As for labour supply, the head of Hutchinson’s Builders, Scott Hutchinson, forwarded his fear that like down south, national labour shortages will put the 2032 plans in jeopardy (Gray, 2023). Over a third of Australian construction companies reported vacancies in 2022, and apprenticeship completion rates were only slightly higher than 50 per cent (Whelan, 2023). There needs to be a significant boost in the number of young adults entering the construction industry and women and other diverse working cohorts that remain underrepresented in the industry. The return of skilled migration will also alleviate some of the labour shortages. However, until the number of skilled labourers in the industry reaches a level to match the ambitions of the government’s infrastructure plans, their demands remain in line with what is possible on the supply side. Too much demand could send these prices skyrocketing once again (Terril, 2022 and Wiggins and Durkin, 2022).

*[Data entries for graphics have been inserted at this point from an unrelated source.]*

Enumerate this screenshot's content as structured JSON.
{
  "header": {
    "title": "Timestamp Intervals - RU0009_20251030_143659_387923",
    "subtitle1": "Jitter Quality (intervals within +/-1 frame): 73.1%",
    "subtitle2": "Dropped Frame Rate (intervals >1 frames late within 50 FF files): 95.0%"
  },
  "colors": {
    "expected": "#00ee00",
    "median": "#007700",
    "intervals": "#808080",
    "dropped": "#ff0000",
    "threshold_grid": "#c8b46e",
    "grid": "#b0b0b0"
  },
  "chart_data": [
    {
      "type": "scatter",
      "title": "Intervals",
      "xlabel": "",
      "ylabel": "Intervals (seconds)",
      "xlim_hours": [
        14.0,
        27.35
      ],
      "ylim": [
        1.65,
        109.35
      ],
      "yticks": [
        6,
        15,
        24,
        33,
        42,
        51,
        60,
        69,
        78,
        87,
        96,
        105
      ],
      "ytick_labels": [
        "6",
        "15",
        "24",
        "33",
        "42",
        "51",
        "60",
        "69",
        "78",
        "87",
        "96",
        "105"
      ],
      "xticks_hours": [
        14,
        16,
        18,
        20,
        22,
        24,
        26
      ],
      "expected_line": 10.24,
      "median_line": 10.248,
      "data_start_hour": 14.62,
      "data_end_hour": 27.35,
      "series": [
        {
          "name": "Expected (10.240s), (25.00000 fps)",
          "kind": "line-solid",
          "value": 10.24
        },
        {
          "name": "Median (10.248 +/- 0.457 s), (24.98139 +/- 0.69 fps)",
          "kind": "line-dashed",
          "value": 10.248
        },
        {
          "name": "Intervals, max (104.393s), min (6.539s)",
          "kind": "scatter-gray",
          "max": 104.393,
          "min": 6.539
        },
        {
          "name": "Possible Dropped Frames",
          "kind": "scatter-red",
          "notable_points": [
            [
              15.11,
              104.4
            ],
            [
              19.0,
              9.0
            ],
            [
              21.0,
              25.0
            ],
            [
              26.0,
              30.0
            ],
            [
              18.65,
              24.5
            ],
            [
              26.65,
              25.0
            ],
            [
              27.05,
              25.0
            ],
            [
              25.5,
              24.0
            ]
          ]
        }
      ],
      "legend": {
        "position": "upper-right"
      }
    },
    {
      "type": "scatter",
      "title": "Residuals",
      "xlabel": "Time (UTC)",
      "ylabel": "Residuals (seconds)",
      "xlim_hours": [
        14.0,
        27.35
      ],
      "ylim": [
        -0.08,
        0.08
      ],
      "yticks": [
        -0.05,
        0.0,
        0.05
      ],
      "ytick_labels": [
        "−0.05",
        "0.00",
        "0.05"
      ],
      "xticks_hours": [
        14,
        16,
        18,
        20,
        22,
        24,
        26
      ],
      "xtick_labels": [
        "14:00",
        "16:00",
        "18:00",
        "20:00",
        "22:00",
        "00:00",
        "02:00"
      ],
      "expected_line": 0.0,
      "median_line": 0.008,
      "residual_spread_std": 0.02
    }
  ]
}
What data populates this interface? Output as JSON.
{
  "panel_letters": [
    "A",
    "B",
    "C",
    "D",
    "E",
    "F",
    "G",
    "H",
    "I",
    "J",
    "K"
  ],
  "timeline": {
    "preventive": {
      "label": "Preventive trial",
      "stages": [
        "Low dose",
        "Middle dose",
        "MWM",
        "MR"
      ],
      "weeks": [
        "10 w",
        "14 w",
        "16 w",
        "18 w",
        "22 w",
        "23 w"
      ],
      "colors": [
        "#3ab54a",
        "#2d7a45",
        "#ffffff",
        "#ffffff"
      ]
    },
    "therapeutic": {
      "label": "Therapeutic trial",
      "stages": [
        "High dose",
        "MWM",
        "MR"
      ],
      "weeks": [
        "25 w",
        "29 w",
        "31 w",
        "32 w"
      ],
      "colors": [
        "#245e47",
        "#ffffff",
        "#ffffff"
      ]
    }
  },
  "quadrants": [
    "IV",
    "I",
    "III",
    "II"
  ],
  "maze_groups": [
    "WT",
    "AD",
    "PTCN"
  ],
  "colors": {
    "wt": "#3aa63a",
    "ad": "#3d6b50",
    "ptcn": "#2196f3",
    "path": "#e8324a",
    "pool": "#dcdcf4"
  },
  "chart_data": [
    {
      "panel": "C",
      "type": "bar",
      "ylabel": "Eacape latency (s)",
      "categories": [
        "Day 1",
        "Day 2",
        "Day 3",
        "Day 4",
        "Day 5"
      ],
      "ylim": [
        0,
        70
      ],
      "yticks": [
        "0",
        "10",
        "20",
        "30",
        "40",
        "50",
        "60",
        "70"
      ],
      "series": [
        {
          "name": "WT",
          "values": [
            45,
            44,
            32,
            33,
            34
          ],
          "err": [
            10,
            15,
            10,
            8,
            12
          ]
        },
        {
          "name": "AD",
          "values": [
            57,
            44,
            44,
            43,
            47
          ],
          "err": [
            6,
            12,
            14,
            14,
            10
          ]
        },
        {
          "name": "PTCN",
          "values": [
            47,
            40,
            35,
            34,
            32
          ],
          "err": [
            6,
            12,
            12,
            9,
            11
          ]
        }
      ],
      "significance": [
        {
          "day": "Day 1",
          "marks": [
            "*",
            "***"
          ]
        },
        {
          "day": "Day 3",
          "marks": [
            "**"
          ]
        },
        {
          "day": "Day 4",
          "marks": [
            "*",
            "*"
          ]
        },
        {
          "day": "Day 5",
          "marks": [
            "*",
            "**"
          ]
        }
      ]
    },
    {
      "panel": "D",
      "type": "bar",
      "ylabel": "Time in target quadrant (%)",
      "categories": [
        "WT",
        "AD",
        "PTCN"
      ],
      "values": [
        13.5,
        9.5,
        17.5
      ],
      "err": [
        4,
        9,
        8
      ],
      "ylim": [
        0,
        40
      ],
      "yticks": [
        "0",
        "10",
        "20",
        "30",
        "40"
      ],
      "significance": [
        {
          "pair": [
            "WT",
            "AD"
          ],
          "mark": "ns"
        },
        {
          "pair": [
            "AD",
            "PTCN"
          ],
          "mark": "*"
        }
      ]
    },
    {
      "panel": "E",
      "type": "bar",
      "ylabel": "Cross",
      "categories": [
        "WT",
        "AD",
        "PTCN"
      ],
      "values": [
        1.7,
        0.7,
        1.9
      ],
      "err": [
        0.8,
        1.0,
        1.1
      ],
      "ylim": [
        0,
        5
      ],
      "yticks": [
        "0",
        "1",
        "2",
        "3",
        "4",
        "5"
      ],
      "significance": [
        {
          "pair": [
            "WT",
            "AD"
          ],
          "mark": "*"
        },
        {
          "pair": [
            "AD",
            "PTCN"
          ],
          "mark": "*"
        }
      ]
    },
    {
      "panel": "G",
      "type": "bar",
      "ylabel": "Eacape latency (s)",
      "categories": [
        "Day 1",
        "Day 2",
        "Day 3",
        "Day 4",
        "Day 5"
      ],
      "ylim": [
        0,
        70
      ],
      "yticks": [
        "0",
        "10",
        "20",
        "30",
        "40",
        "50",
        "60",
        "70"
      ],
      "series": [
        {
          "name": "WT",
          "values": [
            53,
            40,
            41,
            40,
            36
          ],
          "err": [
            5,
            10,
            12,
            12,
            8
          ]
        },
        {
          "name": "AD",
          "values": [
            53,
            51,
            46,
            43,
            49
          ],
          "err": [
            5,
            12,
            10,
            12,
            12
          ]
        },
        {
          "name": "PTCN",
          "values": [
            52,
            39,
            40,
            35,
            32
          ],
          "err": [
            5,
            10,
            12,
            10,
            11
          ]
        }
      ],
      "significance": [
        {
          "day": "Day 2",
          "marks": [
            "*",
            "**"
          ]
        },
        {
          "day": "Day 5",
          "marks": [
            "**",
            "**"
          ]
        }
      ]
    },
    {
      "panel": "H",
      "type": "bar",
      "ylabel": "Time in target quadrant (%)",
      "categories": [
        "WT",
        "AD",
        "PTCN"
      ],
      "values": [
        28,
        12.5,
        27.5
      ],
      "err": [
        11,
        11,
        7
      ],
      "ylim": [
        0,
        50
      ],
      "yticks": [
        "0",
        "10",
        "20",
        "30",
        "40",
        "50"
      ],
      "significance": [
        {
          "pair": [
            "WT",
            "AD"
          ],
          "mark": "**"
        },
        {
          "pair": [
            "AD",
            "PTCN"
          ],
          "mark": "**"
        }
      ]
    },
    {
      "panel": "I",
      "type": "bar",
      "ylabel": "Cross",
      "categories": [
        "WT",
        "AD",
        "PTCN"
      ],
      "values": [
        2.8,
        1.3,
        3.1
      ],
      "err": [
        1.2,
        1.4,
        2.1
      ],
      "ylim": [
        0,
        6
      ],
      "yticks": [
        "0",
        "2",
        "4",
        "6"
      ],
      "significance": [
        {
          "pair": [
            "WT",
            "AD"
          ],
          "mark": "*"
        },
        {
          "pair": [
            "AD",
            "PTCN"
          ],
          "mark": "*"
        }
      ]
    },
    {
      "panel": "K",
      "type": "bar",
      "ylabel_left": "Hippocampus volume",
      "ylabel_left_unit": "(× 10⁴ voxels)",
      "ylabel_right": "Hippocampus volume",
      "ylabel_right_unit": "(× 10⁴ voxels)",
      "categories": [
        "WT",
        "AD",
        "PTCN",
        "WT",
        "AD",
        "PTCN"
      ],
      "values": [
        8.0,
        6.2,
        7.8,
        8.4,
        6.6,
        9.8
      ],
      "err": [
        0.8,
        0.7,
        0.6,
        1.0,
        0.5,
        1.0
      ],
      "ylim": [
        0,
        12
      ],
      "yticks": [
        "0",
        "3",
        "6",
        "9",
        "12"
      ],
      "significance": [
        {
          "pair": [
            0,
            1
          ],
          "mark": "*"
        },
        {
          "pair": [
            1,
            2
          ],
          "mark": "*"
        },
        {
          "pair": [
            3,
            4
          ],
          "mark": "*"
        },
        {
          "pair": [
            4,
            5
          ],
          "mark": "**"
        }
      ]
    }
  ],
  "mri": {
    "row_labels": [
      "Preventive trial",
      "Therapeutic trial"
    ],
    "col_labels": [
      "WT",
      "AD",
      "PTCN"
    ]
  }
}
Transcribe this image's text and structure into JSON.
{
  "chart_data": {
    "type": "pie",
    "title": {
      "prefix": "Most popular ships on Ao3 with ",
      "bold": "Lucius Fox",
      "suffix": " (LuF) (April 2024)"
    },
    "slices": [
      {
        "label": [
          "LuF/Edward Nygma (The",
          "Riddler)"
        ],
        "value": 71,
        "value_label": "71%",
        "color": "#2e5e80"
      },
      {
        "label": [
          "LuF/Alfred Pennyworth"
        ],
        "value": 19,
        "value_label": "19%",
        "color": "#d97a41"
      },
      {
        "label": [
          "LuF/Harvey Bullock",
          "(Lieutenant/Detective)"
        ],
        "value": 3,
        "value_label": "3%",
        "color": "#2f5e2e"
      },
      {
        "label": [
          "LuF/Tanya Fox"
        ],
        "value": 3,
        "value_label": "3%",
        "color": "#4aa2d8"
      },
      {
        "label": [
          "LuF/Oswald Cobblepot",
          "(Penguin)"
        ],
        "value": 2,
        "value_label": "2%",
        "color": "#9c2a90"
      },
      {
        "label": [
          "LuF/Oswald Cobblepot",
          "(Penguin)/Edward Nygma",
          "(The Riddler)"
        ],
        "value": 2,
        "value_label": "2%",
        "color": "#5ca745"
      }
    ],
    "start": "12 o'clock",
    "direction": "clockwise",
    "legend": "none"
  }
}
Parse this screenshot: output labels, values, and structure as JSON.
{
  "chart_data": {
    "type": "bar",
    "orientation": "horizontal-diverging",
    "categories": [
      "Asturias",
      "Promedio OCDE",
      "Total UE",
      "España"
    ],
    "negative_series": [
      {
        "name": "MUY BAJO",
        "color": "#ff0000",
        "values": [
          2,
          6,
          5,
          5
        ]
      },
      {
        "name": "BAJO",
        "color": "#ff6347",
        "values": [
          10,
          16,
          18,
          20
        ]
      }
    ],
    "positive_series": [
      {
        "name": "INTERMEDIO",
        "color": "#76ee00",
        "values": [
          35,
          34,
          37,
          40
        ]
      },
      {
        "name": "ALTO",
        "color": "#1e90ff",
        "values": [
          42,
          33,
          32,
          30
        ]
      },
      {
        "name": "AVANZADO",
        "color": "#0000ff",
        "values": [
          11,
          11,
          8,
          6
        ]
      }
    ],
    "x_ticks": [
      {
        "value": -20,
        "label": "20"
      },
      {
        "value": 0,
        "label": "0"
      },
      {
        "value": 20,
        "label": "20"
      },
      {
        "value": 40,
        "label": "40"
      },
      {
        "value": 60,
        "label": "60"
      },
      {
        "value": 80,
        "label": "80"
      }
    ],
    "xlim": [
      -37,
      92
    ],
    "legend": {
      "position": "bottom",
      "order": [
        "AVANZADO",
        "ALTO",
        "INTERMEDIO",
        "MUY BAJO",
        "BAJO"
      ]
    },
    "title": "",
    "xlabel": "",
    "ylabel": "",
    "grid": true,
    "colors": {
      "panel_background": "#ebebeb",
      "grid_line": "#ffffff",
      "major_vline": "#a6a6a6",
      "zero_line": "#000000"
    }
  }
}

It is also crucial to consider the broader context of uncertainty surrounding infrastructure development. This is particularly relevant in light of the infrastructure review outlined in the recent Commonwealth budget, which introduces a sense of unpredictability in the market. While the Commonwealth government’s measures may temporarily alleviate some of the pressures and take the ‘heat out of the market,’ ensuring a clear and predictable pipeline of projects remains of utmost importance. Queensland needs certainty and stability in our infrastructure pipeline as we look to minimise the challenges we have witnessed across the country as we approach 2032. Pipeline confidence will be required not only for industry, but the wider infrastructure ecosystem along with strong governance, collaboration between all levels of government and transparent risk allocation.